As shown in fig. 1, the present embodiment provides a near-duplicate image retrieval method based on a depth learning feature of a consistent region: in the off-line stage, SIFT features are extracted from all images in the image library, then each SIFT feature is quantized into a visual word by using a K-Means clustering method, and the visual word is stored in a constructed inverted index file. And in the online stage, the same feature extraction and quantization methods are used for the input query image, the similarity between the quantized SIFT features and the features in the index file is calculated, the obtained similarity results are sequenced, and the image related to the query image, namely the candidate image, is sequentially output. The above process is to use the Bag-of-visual-words (BOW) model to perform image retrieval. In addition, in order to reduce the calculation complexity of detecting the target area in the image and extracting the features, the method uses the existing area detection EdgeBox algorithm to extract the target area from all the images in the image library in an off-line stage, and extracts the CNN features from all the target areas in the candidate images. In order to ensure that the region pairs with visual consistency are detected between the near-repeated images, in an online stage, the characteristics of SIFT features are fully utilized to position the near-repeated regions consistent with the target region in the query image, the near-repeated region pairs are formed, and compact CNN features are extracted from the near-repeated region pairs, so that the accuracy and efficiency of near-repeated image retrieval are improved. The specific steps are as follows:

step 1: and extracting 128-dimensional SIFT features from all the images in the image library.

Step 2: BOW quantization is carried out on the extracted SIFT features: and performing K-means clustering on all the extracted SIFT features, dividing all the extracted SIFT features into E categories, representing each category by using a visual word, and classifying the SIFT features quantized to the same visual word into one category. The set of all visual word labels constitutes a visual dictionary. Thus, each image can be described by several visual words.

And step 3: in order to improve the efficiency of image retrieval, an inverted index is established for all SIFT features. The indexed features not only record the ID of the image to which they belong, but also its orientation, scale and coordinates and other relevant information. This information will further be used to generate potential near-duplicate region pairs. The inverted index is shown in fig. 2.

And 4, step 4: by using an inverted index structure, SIFT features quantized from any two different images to the same visual word are considered to match, and the similarity between the images is measured by counting the number of SIFT features shared between the two images. When images in the image library share 5 pairs or more of SIFT feature pairs with the input query image, the images are considered as candidate images. Therefore, a large number of irrelevant images can be filtered out, and the time complexity of image detection areas and feature extraction is reduced.

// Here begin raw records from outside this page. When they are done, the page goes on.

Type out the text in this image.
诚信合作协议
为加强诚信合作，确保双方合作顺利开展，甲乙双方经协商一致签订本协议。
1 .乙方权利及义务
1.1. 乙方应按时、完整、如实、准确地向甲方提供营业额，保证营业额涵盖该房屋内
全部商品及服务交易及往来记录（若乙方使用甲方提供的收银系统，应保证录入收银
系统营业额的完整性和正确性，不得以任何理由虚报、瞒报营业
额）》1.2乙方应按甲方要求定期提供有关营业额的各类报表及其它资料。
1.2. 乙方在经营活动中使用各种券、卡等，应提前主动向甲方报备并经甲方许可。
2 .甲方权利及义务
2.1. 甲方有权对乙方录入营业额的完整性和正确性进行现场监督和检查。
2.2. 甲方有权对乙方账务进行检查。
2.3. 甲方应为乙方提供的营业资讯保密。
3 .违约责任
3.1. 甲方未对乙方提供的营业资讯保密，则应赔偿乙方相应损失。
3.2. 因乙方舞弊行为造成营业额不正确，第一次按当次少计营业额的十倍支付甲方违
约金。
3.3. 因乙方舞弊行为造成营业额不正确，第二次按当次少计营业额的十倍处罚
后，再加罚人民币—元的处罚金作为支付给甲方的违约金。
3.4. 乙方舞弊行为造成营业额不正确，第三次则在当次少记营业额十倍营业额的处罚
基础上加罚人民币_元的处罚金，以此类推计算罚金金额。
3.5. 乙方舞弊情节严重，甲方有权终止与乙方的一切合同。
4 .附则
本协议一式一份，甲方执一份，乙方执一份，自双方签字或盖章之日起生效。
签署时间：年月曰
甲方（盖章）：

And 5: since the EdgeBox algorithm can achieve high recall by computing an information edge map, meaningful target regions are detected from the image that are most likely to be copied and propagated between near-duplicate images. Furthermore, the edge calculation of the algorithm is efficient and the calculated edge map is sparse with low computational complexity. Most importantly, the algorithm can directly detect the target region from the edge information of the image without a learning process based on a deep learning network. Therefore, the algorithm has strong flexibility. The method comprises the following specific steps:

step 5-1: a set of target regions is detected for each candidate image using the EdgeBox algorithm.

Step 5-2: in order to avoid that small regions negatively affect the image retrieval, the present embodiment will delete regions with an area smaller than M/5 × N/5, where M and N are the width and height of the image, respectively.

Step 5-3: theoretically, for a detected target region, the number of SIFT features may reflect the texture complexity thereof to some extent, because the number of SIFT features extracted from a region with good texture is much larger than the SIFT features extracted from a flat region. Therefore, in order to save computing resources, all target regions detected in the candidate image are sorted in a descending order according to the SIFT feature quantity contained in each region, and the first k target regions (detected regions) are reserved; other target areas are deleted.

Step 6: according to the SIFT feature pair between the query image and any one target region in any one candidate image, finding out a near-repetition region approximately repeated with the target region in the query image; and forming a group of near-repeated region pairs by the near-repeated region and the target region. The details are as follows:

step 6-1: the method comprises the steps of utilizing an inverted index file to find n pairs of SIFT feature pairs existing between a query image and a target region in a candidate image, wherein the number n of the SIFT feature pairs can be as high as hundreds, and if all SIFT feature pairs are directly matched to position corresponding potential near-repetition region pairs in the query image, although many correct near-repetition region pairs can be positioned, the calculation consumption is very large. In practice, the accuracy of near-duplicate image detection can be ensured only by ensuring that the positioned near-duplicate region pair at least comprises a pair of truly matched SIFT feature pairs; the true matched SIFT feature pairThe image processing method comprises the following steps of (1) forming two SIFT features which come from different graphs and are consistent in description of image content; therefore, to reduce the amount of computation, assume that the probability of a true match is p_T，

Y is a feature pair which exists in n pairs of feature pairs and is true match, and when n is randomly selected_SWhen the SIFT features are matched, the probability of the SIFT feature pair at least containing one real match is approximated as:

therefore, pick n_SThe near-repetitive region pairs are positioned for the SIFT feature matching pairs, so that at least one pair of SIFT feature matching pairs can be guaranteed to be real matching, and at least one pair of correct near-repetitive region pairs can be positioned.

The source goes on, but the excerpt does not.